Los diputados uruguayos concurrieron a Paraguay a invitación de diputados colorados que previamente habían visitado Montevideo. Ya Uruguay había retirado su embajador en Asunción ante el retiro de la embajadora paraguaya en Montevideo, después que Uruguay se negó a extraditar al ex ministro de Defensa, José Segovia Boltes, acusado en Paraguay de apropiarse de 400 mil dólares de los fondos reservados de esa cartera poco antes de abandonar el país.
Ahora, cuando el presidente electo, Jorge Batlle, confía en la reanudación a pleno de las relaciones diplomáticas, una denuncia de diputados paraguayos puede comprometer a legisladores de Uruguay.
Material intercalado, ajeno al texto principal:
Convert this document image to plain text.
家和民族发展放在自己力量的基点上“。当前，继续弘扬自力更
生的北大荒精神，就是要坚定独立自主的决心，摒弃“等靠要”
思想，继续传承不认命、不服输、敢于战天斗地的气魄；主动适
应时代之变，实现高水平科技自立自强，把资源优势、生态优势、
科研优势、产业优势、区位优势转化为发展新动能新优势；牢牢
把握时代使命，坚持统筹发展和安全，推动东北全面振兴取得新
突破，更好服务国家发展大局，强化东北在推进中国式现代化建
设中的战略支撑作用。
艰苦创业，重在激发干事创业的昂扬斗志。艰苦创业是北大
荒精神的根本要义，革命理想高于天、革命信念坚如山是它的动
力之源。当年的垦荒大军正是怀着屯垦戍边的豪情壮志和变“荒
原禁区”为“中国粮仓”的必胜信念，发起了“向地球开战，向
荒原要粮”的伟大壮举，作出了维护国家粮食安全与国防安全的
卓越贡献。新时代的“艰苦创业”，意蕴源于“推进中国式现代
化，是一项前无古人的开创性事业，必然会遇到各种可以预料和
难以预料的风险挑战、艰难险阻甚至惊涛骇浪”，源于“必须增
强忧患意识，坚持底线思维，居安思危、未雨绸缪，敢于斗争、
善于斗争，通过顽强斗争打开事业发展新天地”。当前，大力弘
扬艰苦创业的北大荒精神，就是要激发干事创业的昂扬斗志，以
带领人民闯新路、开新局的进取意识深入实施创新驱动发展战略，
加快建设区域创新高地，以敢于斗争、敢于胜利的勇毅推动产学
Según comenta la prensa guaraní, parlamentarios identificados con el oviedismo, denunciarán ante la Comisión Parlamentaria Conjunta del Mercosur que en ese país existe «un quiebre del estado de derecho y una ruptura del ordenamiento constitucional por la supuesta extensión ilegal del mandato del presidente Luis González Macchi».
Los diputados colorados Miguel Corrales y Luis Villamayor, el liberal Waldemar Zárate y el senador colorado Guillermo Sánchez Guffanti solicitarán una reunión urgente de la mesa ejecutiva de la Comisión Permanente y la aplicación de la «cláusula democrática» al gobierno paraguayo y su separación como miembro pleno del Tratado del Mercosur.
El reclamo será presentado al presidente pro tempore de la Comisión Parlamentaria Conjunta del Mercosur, actualmente en manos argentinas.
En la nota sostienen que la Corte Suprema, a través de una «extrana resolución», decidió que el mandato provisional de González Macchi debe extenderse hasta el 2003, contrariando la Constitución Nacional, que dispone que tanto el presidente como el vicepresidente de la República deben ser elegidos conjunta y directamente por el pueblo, por mayoría simple de votos, en comicios generales.
Senalan en otro punto que la cláusula democrática del Mercosur exige que los gobiernos de los países miembros de este acuerdo regional sean elegidos democráticamente por la voluntad de sus respectivos electorados. Por este motivo, sostienen que «corresponde plantear el apartamiento del gobierno del Paraguay como miembro pleno del tratado del Mercosur, hasta tanto se produzca la normalización institucional del país».
Además, denuncian que después de los sucesos de marzo de 1999 que culminaron con la renuncia del presidente Raúl Cubas, se instaló «un régimen de facto, claramente autoritario que violó la inmunidad y los derechos humanos de los parlamentarios». Anaden como prueba que los senadores Octavio Gómez, Enrique González Quintana, José Francisco Appleyard y Amado Yambay se encuentran detenidos desde hace once meses, y que al senador suplente, Alejando Velázquez Ugarte, se le impidió asumir la titularidad que le corresponde.
También denuncian que con la complicidad de la Corte Suprema de Justicia, «totalmente sometida al Poder Ejecutivo», se presiona a los magistrados para que acojan denuncias antojadizas y carentes de fundamento para procesar y privar de su libertad a líderes políticos opositores.
La representación uruguaya a la Comisión Parlamentaria del Mercosur estaba compuesta de senadores y diputados y era presidida por el hoy vicepresidente electo, Luis Hierro López. El nuevo parlamento deberá ahora renovar su representación al parlamento regional y considerar qué actitud adoptará ante esta grave denuncia contra el gobierno de uno de los países miembro.